Edwards statement on global warming legislation in the Senate

Chapel Hill, North Carolina – Senator John Edwards released the following statement on the Lieberman-Warner bill that was approved yesterday by the Senate Committee on the Environment and Public Works:

“Addressing global warming is one of the great moral tests of our generation, and it’s time for bold action and leadership to address this crisis that threatens the globe. While I’m glad to see that global warming legislation is finally moving in the Senate, unfortunately the Lieberman-Warner bill doesn’t go far enough to address the crisis of global warming. We cannot be limited in our approach by the armies of lobbyists from big oil companies and other special interests. This bill gives away pollution permits to industry for free – a massive corporate windfall – instead of doing what is right and selling them so that we can use these resources to invest in clean energy research, create a new economy of green jobs, and help regular families and business go green.

“I believe it is our moral obligation to do everything climate science says is needed to save our planet. Ending global warming won't be easy, but it is time to ask Americans to be patriotic about something other than war. If we start taking the bold action I have recommended, we can emerge from the crisis of global warming with an economy built on clean, renewable energy and more than one million new jobs.”
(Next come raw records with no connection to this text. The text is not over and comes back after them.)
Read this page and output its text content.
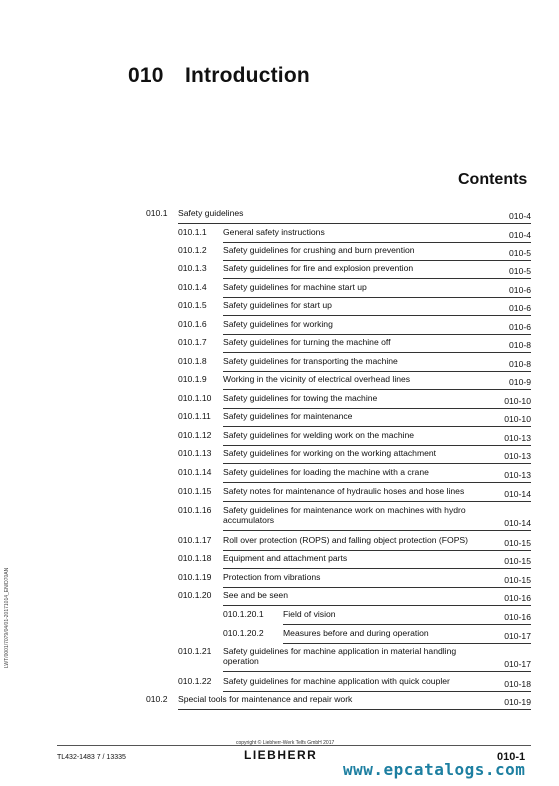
010 Introduction
Contents
010.1 Safety guidelines	010-4
010.1.1 General safety instructions	010-4
010.1.2 Safety guidelines for crushing and burn prevention	010-5
010.1.3 Safety guidelines for fire and explosion prevention	010-5
010.1.4 Safety guidelines for machine start up	010-6
010.1.5 Safety guidelines for start up	010-6
010.1.6 Safety guidelines for working	010-6
010.1.7 Safety guidelines for turning the machine off	010-8
010.1.8 Safety guidelines for transporting the machine	010-8
010.1.9 Working in the vicinity of electrical overhead lines	010-9
010.1.10 Safety guidelines for towing the machine	010-10
010.1.11 Safety guidelines for maintenance	010-10
010.1.12 Safety guidelines for welding work on the machine	010-13
010.1.13 Safety guidelines for working on the working attachment	010-13
010.1.14 Safety guidelines for loading the machine with a crane	010-13
010.1.15 Safety notes for maintenance of hydraulic hoses and hose lines	010-14
010.1.16 Safety guidelines for maintenance work on machines with hydro accumulators	010-14
010.1.17 Roll over protection (ROPS) and falling object protection (FOPS)	010-15
010.1.18 Equipment and attachment parts	010-15
010.1.19 Protection from vibrations	010-15
010.1.20 See and be seen	010-16
010.1.20.1 Field of vision	010-16
010.1.20.2 Measures before and during operation	010-17
010.1.21 Safety guidelines for machine application in material handling operation	010-17
010.1.22 Safety guidelines for machine application with quick coupler	010-18
010.2 Special tools for maintenance and repair work	010-19
LWT/0001/7079/04/01-20171014_EN/D70AN
copyright © Liebherr-Werk Telfs GmbH 2017
TL432-1483 7 / 13335	LIEBHERR	010-1
www.epcatalogs.com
The good: Selling permits can raise government revenue and increase the efficiency of cap-and-trade programs.

The bad: We should do everything that climate science says is needed to save our planet? Yuck.

The ugly: Climate policy won't create jobs. Whenever a politician mentions a government policy and jobs as a measure of its success or lost jobs as a measure of its failure, put your hands over your ears and say "LaLaLaLa, I can't hear you" really loud. Jobs and the environment: the non-issue of any political campaign.

Comments

I'm sure I've seen this discussed before, but would someone explain the reasoning about government environmental policy not creating/destroying jobs? Great thanks from a non-economist.

I'm sure I've seen this discussed before, but would someone explain the reasoning about government environmental policy not creating/destroying jobs? Great thanks from a non-economist.

You can find it buried in our 101 discussion of negative externality.